Into the deep blue sea she went, a ship, or maybe two, with similar cargo on a similar voyage, sunk, lost, forgotten. Over time she was to give up and slowly disintegrate and vanish. Leaving few of her timbers behind and spilling all that belonged to her across the rocky sea bed off the Greek Island of Antikythera. And why wouldn't she give up on us? For she was old. Ancient even. Her timbers worn and worried by the sea currents since the First Century BC. She could not hold out forever. Waiting for us to find her and take back her cargo. Yet it was the secrets of her cargo that have captured our imaginations.
Her mysterious clockwork mechanism known as the The Antikythera Mechanism, the peculiar bronze objects yet to reveal their true identity, the strange rough sphere's, like rocks tossed across the sea floor, containing fragments of metal that could indicate that they were once bronze.Then there was her treasure. Jewellery, Amphora, statues, weapons, perhaps more precious today as artefacts than they were in the First century BC when they fell into darkness.
Her grave lays beneath what was, for many centuries, a busy shipping lane and yet the Antikythera wreck is strangely an isolated event. Unlike many shipping lanes that are wretched with reefs and cliffs and that have been used for a long period of time, not many wrecks haunt the sea bed with her.
The wreck was first discovered in the early 1900s (1900-1901) by Sponge Divers, assisted by the Royal Greek Navy, who wasted no time in lifting some of her treasures to the surface.
Then in 1976 Jacques Cousteau popped his head in whilst filming a documentary called Diving For Roman Plunder. But the site where Cousteau found his artefacts is 200 metres from where the newest, perhaps truer, site has been found by Aggeliki Simossi of Greece's Ephorate of Underwater Antiquities and Brendan Foley of Woods Hole Oceanographic Institution.

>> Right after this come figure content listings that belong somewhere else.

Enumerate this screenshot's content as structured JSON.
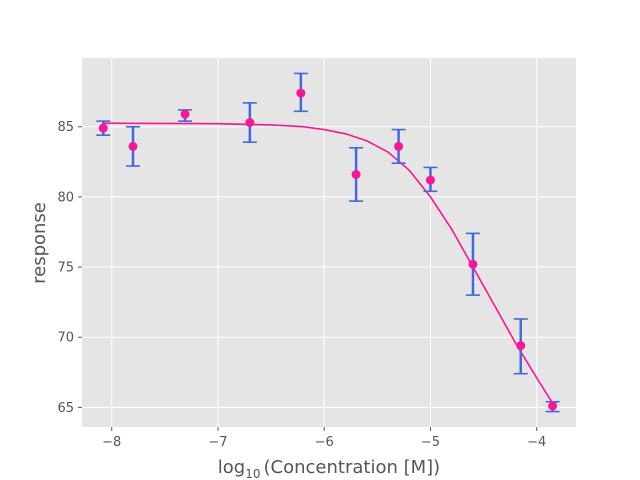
{
  "chart_data": {
    "type": "scatter",
    "xlabel_main": "log",
    "xlabel_sub": "10",
    "xlabel_rest": "(Concentration [M])",
    "ylabel": "response",
    "xlim": [
      -8.28,
      -3.63
    ],
    "ylim": [
      63.6,
      89.9
    ],
    "grid": true,
    "x_ticks": [
      -8,
      -7,
      -6,
      -5,
      -4
    ],
    "x_tick_labels": [
      "−8",
      "−7",
      "−6",
      "−5",
      "−4"
    ],
    "y_ticks": [
      65,
      70,
      75,
      80,
      85
    ],
    "y_tick_labels": [
      "65",
      "70",
      "75",
      "80",
      "85"
    ],
    "colors": {
      "background": "#e5e5e5",
      "grid": "#ffffff",
      "points": "#ff1493",
      "fit_line": "#ff1493",
      "error_bars": "#4169e1"
    },
    "points": [
      {
        "x": -8.08,
        "y": 84.9,
        "err_low": 84.4,
        "err_high": 85.4
      },
      {
        "x": -7.8,
        "y": 83.6,
        "err_low": 82.2,
        "err_high": 85.0
      },
      {
        "x": -7.31,
        "y": 85.9,
        "err_low": 85.4,
        "err_high": 86.2
      },
      {
        "x": -6.7,
        "y": 85.3,
        "err_low": 83.9,
        "err_high": 86.7
      },
      {
        "x": -6.22,
        "y": 87.4,
        "err_low": 86.1,
        "err_high": 88.8
      },
      {
        "x": -5.7,
        "y": 81.6,
        "err_low": 79.7,
        "err_high": 83.5
      },
      {
        "x": -5.3,
        "y": 83.6,
        "err_low": 82.4,
        "err_high": 84.8
      },
      {
        "x": -5.0,
        "y": 81.2,
        "err_low": 80.4,
        "err_high": 82.1
      },
      {
        "x": -4.6,
        "y": 75.2,
        "err_low": 73.0,
        "err_high": 77.4
      },
      {
        "x": -4.15,
        "y": 69.4,
        "err_low": 67.4,
        "err_high": 71.3
      },
      {
        "x": -3.85,
        "y": 65.1,
        "err_low": 64.7,
        "err_high": 65.4
      }
    ],
    "fit": {
      "x": [
        -8.08,
        -7.5,
        -7.0,
        -6.5,
        -6.2,
        -6.0,
        -5.8,
        -5.6,
        -5.4,
        -5.2,
        -5.0,
        -4.8,
        -4.6,
        -4.4,
        -4.2,
        -4.0,
        -3.85
      ],
      "y": [
        85.25,
        85.24,
        85.22,
        85.13,
        85.0,
        84.8,
        84.5,
        84.0,
        83.2,
        81.9,
        80.0,
        77.7,
        75.0,
        72.3,
        69.6,
        67.1,
        65.3
      ]
    }
  }
}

In October 2012, this team did some dives in the area and using diver propelled vehicles strapped with High Resolution Video cameras they explored more ground than Cousteau or the sponge divers and it was at the base of a steep underwater cliff, somewhere between 30 metres and 60 metres down, that they made their discoveries. The evidence of a ship wreck. Either the same one Jacques Cousteau had found, or, despite an Amphora making a dna match to amphora Cousteau found, potentially an entirely different wreck. The matching dna could mean that it is wreckage from the same ship, or perhaps from the same fleet or the same trader.
Amoung their discoveries was a large lead anchor stock which may have indicated that the ship was sailing when it went down.
For the first time ever, ALL artefacts will be on display.
If you cannot make it, then the National Archaeological Museum in Greece hosts selected artefacts from the exhibition every month to feature online. Artefacts can be viewed here: Objects of the Month
The Museum states, in relation to the exhibition, that;
“The study of the cargo will deal with the circulation and trade in the East Mediterranean from the point of view of the aesthetic taste of the rising Roman elite in the end of the Hellenistic Era and the Rome’s democratic period.”
Sounds incredibly fascinating. You should check it out if you can.